PAOLA PIOPPI
Cronaca

Outlet del falso, chiesto il rinvio a giudizio

Nei guai un senegalese 50enne che da tempo viveva in Italia privo di permesso di soggiorno e scoperto dai Baschi Verdi della Finanza. .

di Paola Pioppi

Un magazzino di rivendita del falso in centro a Como, gestito da un senegalese, El Hadji Gueye, cinquantenne domiciliato a Merone, che da tempo viveva in Italia privo di permesso di soggiorno. Era stato scoperto dai Baschi Verdi della Guardia di finanza di Como, a febbraio 2019, in una abitazione di via Tommaso Grossi. In quell’occasione, erano stati messi sotto sequestro 650 capi d’abbigliamento e accessori tra cui giubbotti, jeans, maglie, sciarpe, cappelli e scarpe con marchio contraffatto delle più note griffe: Stone Island, Moncler, Napapijri, Woolrich, Colmar, Peuterey, K-Way, Diesel, Armani, Nike, il cui valore commerciale si aggirava intorno ai 30mila euro.

Ora per l’uomo, il sostituto procuratore di Como Massimo Astori ha chiesto il rinvio a giudizio, con l’accusa di commercio di merci contraffatte, e anche di violazione dell’ordine di espulsione che gli era stato notificato nel 2018. Ma nelle imputazioni compare anche Charles Oketayot, 61 anni, origini ugandesi e residente a Como, che aveva affidato in locazione a Gueye l’immobile di via Tommaso Grossi, di sua proprietà. Tra i due era stato stipulato un contratto del tutto verbale, senza alcun contratto, a fronte di un pagamento di 200 euro al mese. E’ accusato di aver tratto profitto dall’utilizzo dell’immobile da parte di uno straniero irregolare. Gueye era già stato trovato a svolgere la stessa attività un anno prima quando una pattuglia della Finanza lo aveva notato camminare lungo viale Lecco con un borsone, all’interno del quale c’erano alcuni giubbotti della Woolrich risultati falsi. Era stata al prima volta che i militari avevano scoperto quel magazzino in centro città, dove la merce era stipata all’interno di buste, armadi, bauli, valigie e scatoloni.

Già all’epoca, tutto era finito sotto sequestro in quanto palesemente contraffatto: 1400 pezzi tra capi di abbigliamento e accessori, ma anche etichette e materiali per la contraffazione di articoli dei marchi più noti.

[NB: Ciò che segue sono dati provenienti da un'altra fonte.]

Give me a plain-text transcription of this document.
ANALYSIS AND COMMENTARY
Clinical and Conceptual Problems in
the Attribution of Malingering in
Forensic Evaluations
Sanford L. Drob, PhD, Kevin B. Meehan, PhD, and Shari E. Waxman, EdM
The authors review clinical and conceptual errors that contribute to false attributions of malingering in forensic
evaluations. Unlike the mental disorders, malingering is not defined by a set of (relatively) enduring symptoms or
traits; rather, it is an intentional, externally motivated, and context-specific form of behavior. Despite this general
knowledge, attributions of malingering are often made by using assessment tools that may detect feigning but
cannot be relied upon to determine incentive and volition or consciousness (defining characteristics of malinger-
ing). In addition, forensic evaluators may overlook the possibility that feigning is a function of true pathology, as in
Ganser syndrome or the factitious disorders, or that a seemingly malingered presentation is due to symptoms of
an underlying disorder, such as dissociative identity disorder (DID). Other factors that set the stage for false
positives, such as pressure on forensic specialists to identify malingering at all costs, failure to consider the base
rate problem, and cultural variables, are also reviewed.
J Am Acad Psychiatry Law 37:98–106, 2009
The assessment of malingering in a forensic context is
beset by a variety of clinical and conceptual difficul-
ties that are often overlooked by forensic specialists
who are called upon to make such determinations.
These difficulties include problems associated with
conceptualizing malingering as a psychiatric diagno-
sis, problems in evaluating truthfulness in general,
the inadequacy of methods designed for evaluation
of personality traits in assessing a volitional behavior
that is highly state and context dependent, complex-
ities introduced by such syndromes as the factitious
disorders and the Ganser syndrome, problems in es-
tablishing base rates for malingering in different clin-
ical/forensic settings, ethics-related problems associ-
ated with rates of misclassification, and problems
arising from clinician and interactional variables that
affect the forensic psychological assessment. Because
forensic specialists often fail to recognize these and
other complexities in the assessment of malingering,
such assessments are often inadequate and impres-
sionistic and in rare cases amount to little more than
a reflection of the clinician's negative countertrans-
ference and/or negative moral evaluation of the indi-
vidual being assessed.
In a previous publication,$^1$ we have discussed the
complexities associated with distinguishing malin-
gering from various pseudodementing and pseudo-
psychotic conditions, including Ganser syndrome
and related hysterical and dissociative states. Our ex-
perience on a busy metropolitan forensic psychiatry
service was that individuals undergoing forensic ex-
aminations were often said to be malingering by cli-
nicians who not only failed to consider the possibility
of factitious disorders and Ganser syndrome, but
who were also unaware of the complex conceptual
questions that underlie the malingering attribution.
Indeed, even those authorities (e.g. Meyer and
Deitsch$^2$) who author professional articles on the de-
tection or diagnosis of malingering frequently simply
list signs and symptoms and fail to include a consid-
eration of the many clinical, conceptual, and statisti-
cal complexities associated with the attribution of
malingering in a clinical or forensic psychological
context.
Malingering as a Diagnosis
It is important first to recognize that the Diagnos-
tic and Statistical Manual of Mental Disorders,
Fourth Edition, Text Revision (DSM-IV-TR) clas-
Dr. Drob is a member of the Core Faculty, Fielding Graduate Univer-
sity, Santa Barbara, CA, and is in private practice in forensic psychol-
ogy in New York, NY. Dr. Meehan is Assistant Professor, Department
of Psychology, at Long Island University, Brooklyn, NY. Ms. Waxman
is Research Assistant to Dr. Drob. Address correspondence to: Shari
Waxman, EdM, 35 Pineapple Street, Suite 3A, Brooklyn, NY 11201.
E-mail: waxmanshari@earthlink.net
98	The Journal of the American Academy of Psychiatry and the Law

Nelle mani degli inquirenti, era così finito un patrimonio in perfette condizioni che, qualche mese dopo, era stato donato alla Caritas dopo aver eliminato tutti i marchi falsi, su autorizzazione della Procura di Como. L’udienza preliminare per i due imputati è stata fissata a ottobre davanti al gup di Como.